IBM Watson Studio is a platform for embedding AI and machine learning into your business and creating custom models with your own data.

Intel® oneAPI AI Analytics Toolkit Container

The AI Kit is a set of AI software tools to accelerate end-to-end data science and analytics pipelines on Intel® architectures.

Jupyter

Jupyter is a multi-user version of the notebook designed for companies, classrooms, and research labs.

OpenVINO

OpenVINO is an open source toolkit to help optimize deep learning performance and deploy using an inference engine onto Intel hardware.

Pachyderm

Use Pachyderm’s data versioning, pipeline and lineage capabilities to automate the machine learning life cycle and optimize machine learning operations.

Supported packages

Notebook server images in Open Data Hub are installed with Python 3.9 by default.
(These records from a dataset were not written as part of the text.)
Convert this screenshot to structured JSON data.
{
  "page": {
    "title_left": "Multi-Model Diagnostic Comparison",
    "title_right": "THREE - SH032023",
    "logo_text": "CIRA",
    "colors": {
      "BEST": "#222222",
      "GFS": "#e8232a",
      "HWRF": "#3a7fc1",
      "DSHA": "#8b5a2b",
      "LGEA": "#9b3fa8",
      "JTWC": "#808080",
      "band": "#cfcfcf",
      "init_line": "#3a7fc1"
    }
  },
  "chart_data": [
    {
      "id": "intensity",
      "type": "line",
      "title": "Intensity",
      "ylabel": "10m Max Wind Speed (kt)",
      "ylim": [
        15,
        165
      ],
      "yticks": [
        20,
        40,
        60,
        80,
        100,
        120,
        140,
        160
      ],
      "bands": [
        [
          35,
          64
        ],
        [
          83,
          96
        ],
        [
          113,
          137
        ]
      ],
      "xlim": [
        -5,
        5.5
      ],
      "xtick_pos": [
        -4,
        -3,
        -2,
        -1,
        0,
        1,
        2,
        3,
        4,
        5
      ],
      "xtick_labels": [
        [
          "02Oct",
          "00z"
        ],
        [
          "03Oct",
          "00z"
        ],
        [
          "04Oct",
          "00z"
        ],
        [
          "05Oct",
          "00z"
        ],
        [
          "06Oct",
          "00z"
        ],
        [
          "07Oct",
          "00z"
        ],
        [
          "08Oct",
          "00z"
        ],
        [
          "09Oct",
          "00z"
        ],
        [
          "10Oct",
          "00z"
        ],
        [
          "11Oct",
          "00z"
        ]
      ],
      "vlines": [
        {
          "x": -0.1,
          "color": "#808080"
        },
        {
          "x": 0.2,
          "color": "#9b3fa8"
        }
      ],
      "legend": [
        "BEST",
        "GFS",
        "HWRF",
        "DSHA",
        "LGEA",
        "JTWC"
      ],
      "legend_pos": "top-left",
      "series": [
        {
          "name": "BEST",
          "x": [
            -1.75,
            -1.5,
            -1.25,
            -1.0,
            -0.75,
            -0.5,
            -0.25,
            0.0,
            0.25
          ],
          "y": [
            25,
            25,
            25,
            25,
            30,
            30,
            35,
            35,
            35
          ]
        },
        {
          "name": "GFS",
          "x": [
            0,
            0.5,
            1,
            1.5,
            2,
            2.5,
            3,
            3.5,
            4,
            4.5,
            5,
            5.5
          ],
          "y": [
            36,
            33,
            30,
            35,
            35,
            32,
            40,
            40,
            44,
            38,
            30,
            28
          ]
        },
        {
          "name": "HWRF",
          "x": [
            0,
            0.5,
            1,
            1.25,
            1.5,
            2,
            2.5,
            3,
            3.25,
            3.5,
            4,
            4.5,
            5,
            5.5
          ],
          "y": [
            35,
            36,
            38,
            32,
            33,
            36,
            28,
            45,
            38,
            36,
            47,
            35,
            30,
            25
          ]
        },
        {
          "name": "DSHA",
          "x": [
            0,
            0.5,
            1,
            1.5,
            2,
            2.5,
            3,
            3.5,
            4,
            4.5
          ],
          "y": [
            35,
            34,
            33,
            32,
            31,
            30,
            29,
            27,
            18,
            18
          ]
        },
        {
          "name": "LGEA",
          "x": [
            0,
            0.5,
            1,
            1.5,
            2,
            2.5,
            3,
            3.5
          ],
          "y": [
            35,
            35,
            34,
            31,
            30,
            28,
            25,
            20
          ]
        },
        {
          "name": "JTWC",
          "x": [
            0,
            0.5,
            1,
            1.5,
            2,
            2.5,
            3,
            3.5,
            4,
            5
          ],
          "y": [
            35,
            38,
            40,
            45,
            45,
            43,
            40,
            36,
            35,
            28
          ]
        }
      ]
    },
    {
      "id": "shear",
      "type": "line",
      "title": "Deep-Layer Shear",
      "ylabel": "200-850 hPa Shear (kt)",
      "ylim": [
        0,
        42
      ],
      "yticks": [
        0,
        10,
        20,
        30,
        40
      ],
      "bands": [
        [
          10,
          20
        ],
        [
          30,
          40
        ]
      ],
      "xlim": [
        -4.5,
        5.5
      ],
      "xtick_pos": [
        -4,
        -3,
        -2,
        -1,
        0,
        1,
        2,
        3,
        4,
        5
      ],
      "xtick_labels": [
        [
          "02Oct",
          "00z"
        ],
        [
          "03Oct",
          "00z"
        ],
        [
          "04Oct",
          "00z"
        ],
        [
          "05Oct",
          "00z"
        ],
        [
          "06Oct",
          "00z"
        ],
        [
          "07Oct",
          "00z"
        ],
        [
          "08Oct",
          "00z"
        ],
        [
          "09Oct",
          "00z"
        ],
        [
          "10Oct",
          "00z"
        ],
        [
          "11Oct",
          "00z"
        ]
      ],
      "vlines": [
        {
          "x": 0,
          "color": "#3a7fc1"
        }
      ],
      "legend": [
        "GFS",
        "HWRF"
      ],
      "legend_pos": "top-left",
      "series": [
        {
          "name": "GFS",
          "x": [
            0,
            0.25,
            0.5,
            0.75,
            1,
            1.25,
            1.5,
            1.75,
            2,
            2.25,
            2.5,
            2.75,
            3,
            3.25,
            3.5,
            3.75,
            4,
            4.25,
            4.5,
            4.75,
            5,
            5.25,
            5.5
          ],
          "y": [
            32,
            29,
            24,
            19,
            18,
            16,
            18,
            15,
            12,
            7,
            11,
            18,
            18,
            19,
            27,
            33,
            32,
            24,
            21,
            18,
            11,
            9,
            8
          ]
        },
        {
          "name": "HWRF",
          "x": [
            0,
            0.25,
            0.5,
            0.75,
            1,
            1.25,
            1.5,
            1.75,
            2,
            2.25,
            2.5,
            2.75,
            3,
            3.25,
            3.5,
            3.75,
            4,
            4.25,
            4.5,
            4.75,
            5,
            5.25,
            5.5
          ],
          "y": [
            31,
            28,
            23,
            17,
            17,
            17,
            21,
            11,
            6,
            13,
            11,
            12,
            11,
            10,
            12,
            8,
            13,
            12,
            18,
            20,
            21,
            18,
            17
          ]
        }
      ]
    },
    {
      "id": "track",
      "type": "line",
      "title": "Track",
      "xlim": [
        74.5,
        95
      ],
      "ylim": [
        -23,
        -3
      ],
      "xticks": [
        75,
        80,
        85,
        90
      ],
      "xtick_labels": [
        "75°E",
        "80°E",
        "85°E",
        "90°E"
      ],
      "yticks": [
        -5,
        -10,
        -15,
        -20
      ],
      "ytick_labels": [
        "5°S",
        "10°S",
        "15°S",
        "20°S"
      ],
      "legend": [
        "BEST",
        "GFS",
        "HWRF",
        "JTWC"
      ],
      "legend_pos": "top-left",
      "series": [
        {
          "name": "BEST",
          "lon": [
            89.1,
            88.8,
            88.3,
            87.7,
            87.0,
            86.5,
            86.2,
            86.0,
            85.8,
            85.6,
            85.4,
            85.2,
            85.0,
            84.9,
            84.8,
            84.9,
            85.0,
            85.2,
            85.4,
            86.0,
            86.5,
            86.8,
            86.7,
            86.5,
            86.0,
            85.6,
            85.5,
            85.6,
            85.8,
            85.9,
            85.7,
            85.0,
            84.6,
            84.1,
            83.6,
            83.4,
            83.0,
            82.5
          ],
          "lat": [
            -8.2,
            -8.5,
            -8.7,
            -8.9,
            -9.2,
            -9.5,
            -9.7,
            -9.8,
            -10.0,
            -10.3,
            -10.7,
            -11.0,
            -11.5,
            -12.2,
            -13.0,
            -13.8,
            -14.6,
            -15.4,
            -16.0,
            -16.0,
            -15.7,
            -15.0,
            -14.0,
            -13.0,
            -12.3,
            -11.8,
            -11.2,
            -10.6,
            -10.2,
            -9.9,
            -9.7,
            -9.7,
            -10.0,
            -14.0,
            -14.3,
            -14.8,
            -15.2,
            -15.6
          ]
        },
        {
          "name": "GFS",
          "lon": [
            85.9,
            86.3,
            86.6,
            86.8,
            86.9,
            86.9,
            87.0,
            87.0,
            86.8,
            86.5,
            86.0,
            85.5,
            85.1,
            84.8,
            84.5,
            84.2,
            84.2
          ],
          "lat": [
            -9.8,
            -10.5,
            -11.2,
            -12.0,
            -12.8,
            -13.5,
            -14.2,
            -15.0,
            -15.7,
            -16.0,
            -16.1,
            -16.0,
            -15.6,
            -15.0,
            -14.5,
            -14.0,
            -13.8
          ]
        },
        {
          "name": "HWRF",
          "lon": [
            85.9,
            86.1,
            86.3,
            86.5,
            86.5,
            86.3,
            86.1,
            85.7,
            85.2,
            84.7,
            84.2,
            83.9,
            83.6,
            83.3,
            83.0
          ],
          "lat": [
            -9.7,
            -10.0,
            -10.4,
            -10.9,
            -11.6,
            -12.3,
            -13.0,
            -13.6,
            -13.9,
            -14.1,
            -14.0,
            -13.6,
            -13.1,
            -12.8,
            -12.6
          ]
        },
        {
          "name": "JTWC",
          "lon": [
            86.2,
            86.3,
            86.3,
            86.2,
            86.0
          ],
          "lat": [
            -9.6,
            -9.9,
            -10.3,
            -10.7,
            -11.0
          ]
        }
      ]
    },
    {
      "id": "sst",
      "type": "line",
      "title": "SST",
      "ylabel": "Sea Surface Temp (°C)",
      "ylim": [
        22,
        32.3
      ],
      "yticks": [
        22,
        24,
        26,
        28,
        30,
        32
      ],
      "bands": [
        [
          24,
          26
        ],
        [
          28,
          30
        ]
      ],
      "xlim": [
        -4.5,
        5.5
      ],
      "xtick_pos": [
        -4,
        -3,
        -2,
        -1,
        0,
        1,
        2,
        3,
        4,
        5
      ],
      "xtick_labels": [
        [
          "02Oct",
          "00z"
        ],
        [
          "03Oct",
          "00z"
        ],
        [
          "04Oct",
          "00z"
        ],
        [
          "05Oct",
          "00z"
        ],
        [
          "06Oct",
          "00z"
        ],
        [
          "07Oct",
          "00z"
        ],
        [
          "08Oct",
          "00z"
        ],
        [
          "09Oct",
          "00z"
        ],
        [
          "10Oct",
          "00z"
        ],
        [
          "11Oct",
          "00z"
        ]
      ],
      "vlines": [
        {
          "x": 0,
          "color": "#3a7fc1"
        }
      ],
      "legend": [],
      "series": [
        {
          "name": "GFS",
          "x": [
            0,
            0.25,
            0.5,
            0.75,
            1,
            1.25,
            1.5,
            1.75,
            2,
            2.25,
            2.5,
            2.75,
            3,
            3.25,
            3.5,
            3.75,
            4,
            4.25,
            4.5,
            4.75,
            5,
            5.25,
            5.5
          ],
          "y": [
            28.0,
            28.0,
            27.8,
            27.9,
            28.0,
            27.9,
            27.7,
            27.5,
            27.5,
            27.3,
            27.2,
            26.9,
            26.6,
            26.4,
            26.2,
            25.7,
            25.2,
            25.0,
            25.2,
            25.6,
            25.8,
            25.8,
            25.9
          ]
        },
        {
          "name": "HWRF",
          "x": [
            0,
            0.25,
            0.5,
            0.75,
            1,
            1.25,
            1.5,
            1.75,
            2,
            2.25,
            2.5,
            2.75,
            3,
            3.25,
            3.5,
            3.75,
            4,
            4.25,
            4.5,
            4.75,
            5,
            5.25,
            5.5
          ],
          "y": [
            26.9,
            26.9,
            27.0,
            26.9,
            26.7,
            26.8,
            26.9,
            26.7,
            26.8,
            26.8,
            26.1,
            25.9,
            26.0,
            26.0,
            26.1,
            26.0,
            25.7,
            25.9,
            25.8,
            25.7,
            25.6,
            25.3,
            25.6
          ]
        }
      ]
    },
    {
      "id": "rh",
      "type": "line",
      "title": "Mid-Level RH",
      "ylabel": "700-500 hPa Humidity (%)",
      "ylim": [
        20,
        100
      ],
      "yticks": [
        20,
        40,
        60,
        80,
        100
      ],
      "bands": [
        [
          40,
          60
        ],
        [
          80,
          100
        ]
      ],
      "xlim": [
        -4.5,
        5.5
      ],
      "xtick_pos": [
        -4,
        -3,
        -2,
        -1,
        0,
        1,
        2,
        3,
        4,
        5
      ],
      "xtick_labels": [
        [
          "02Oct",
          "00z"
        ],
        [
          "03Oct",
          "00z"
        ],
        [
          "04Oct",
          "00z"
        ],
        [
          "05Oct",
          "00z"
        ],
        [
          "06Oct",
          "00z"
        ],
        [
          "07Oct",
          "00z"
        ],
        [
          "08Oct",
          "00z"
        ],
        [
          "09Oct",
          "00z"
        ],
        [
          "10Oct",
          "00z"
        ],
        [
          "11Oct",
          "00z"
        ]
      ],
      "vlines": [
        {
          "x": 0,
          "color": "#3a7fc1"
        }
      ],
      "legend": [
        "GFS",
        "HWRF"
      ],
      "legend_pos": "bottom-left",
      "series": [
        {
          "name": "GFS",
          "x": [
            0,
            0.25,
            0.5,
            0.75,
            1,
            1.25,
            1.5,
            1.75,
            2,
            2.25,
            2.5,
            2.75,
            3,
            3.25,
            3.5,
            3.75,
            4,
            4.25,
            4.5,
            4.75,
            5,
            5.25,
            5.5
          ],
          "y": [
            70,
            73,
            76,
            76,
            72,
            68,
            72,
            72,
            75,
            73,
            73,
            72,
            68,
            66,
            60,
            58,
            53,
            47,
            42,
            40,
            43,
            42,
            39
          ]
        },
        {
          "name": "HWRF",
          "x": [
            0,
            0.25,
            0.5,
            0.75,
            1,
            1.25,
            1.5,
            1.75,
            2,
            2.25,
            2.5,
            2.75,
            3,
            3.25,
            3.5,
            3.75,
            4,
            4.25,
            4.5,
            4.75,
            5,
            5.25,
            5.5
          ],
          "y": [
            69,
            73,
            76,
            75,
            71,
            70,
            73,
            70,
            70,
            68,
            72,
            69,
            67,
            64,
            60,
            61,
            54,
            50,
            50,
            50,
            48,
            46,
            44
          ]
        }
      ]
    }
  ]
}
You can install packages that are compatible with Python 3.9 on any notebook server that has the binaries required by that package.

You can install packages on a temporary basis by using the pip install command. You can also provide a list of packages to the pip install command using a requirements.txt file.

You must re-install these packages each time you start your notebook server.

You can remove packages by using the pip uninstall command.

Common questions

In addition to documentation, Red Hat provides a rich set of learning resources for Open Data Hub and supported applications.

On the Resources page of the Open Data Hub dashboard, you can use the category links to filter the resources for various stages of your data science workflow. For example, click the Model serving category to display resources that describe various methods of deploying models. Click All items to show the resources for all categories.

For the selected category, you can apply additional options to filter the available resources. For example, you can filter by type, such as how-to articles, quick starts, tutorials; these resources provide the answers to common questions.